На Петера оглядывались все девушки: почему-то он, единственный в городе, сохранил нормальный цвет лица. Иногда его останавливали на улице грустные бледные женщины и, еще больше бледнея, предлагали себя. Им казалось, что здоровый мужчина может вернуть здоровье.
Никому не хотелось умирать. Но люди умирали от радиации. И наконец, наступил день, когда город затих.
Это очень страшно остаться одному. Как-то утром Петер вышел из дому с намерением никогда не возвращаться. Ветер скрипел распахнутыми дверьми, загонял в щели белую радиоактивную пыль.
Он входил в дома, смотрел фотографии счастливых семейств, бродил вдоль магазинных прилавков, заваленных никому не нужными товарами, с особым злорадством срывал вывески «Посторонним вход запрещен».
В переулке Петер набрел на полицейский участок. За оградкой, положив голову на стол, «спал» дежурный. Петер открыл сейфы, выкинул в окно на ветер розовые папки с секретными списками. В глубине участка в маленькой комнатке нашел пирамиду с автоматическими пистолетами. Поднял один, нажал на спуск и с удовольствием послушал грохот очередей. Он взял с собой автомат, набил карманы заряженными магазинами: не для самозащиты, для того, чтобы убивать тишину, когда она начнет сводить с ума.
Потом он нашел машину с полными баками, сел за руль и помчался по пустому шоссе.
Через полчаса в опавшем по-осеннему мелколесье он увидел ряды проволочных заграждений. Проехал в ворота мимо мертвого часового и оказался возле длинной высоких бараков.

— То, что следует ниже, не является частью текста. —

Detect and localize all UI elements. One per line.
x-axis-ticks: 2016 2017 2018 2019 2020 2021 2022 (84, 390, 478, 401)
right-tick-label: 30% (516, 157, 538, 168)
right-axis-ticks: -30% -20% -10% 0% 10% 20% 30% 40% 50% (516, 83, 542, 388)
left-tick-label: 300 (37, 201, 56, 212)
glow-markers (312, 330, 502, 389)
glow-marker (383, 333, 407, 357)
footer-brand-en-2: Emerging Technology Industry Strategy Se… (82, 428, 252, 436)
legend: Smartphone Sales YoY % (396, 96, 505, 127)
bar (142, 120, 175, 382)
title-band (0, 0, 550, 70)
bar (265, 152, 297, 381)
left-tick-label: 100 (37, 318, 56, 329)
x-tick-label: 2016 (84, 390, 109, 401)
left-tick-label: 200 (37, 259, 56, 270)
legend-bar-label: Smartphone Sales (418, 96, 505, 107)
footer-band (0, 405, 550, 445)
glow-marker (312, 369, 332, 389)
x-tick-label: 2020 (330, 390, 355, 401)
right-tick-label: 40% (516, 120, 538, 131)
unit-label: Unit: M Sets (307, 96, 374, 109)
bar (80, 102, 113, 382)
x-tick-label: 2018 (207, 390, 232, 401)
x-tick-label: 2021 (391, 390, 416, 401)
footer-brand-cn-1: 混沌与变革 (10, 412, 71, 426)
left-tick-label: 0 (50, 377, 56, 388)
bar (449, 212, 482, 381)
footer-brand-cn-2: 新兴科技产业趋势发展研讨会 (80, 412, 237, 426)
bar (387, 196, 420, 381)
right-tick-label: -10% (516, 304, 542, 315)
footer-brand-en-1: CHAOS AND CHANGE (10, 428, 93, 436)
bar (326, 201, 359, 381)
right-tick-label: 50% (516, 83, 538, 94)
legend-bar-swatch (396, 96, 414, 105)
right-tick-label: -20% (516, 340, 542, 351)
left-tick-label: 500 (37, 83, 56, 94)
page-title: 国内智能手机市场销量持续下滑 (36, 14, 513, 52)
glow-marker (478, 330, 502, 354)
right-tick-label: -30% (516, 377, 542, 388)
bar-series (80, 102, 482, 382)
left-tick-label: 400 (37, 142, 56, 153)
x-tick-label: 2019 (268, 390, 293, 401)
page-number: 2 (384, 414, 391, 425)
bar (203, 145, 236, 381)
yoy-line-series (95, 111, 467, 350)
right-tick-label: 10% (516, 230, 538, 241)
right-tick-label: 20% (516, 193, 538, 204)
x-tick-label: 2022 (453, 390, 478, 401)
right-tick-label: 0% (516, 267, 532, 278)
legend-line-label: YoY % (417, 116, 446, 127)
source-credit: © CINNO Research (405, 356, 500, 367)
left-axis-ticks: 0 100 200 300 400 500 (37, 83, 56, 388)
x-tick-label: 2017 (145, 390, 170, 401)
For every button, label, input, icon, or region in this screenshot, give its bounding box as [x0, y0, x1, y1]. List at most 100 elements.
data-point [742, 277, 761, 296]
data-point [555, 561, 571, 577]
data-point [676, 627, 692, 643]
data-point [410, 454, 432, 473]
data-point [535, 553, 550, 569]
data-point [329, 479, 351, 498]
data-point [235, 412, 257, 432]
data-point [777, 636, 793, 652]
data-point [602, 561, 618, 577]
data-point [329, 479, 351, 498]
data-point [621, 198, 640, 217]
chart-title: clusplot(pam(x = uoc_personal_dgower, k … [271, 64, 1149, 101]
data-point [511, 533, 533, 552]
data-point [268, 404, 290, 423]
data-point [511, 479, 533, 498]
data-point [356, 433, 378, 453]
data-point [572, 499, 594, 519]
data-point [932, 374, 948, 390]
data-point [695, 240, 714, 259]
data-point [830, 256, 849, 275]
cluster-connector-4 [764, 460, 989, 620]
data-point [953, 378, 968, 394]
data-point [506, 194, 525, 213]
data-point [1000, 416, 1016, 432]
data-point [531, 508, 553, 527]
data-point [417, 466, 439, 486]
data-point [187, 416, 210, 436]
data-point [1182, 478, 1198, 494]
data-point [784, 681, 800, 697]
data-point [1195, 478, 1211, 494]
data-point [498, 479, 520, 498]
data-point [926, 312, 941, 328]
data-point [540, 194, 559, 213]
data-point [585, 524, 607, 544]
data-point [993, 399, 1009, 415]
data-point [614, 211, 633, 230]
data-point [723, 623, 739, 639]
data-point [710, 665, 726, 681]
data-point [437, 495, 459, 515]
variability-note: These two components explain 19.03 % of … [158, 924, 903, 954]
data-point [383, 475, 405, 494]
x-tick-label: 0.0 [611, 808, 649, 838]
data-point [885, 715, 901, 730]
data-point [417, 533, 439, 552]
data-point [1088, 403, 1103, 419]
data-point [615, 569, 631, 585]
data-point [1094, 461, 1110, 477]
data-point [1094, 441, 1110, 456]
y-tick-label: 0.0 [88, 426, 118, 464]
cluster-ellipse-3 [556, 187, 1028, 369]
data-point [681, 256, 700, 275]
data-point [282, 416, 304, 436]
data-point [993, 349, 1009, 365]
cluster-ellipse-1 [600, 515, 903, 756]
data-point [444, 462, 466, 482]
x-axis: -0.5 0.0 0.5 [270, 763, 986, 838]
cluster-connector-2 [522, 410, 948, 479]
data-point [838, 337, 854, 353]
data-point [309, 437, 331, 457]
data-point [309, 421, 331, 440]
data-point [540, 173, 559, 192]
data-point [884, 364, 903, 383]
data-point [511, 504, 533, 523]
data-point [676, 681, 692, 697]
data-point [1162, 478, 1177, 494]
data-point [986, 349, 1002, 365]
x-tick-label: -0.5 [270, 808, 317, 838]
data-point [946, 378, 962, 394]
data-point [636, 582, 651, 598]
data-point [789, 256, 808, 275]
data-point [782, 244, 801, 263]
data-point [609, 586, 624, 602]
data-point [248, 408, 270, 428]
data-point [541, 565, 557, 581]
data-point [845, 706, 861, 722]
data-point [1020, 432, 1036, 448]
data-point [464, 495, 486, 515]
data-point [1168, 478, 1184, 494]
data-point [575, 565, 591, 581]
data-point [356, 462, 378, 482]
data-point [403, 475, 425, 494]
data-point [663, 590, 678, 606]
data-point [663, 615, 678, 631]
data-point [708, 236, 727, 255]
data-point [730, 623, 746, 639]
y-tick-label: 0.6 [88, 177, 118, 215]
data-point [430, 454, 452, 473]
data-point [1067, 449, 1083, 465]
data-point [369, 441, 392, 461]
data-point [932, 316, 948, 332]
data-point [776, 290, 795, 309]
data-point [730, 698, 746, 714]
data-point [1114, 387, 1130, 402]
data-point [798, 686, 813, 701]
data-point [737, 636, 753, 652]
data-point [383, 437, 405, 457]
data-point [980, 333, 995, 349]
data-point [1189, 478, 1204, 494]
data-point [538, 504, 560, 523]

Даже теперь в пустоте мира Петер робко оглядывался, когда срывал пломбы, — так крепко засели в нем занозы былых ограничений. В бараках оказались штабеля ящиков с бомбами, снарядами, гранатами. Безукоризненные желтые песчаные дорожки, аккуратно зарешеченные окошечки. И повсюду на равных, промеренных до сантиметра расстояниях каплями крови краснели пузатые огнетушители. Сколько надо было любви и терпения для этой аккуратности?!
Петер нашел кусок бикфордова шнура, растянул его до самого входа, поджег и помчал машину на предельной скорости. Он уже был на пустой окраине другого незнакомого городу когда позади раскололось небо. Черный дым взрыва гигантским зверем поднимался над дальними лесами.
«Вот как красиво взрывать, — думал Петер, проезжая по пустым улицам. — Люди всегда предпочитали фейерверки медленному огню. Тщеславные люди! У пусковых кнопок они казались себе богами. «Кнопочники» были кумирами, на них молились газеты, их имена баюкали радиоволны. Но от кумиров ничего не зависело. Они были такими же рабами общественных предрассудков, как и все другие. Когда понадобилось отбросить предрассудки и смело шагнуть навстречу неизвестному, чтобы понять его, они оказались бессильными. Ни «великие», ни «малые» не смогли преодолеть собственного тщеславия. «Мы умные, нам ли слушать глупых», — говорили и те и другие. И не хотели слушать друг друга. Пока не пришло время, когда уже некому стало ни говорить, ни слушать…»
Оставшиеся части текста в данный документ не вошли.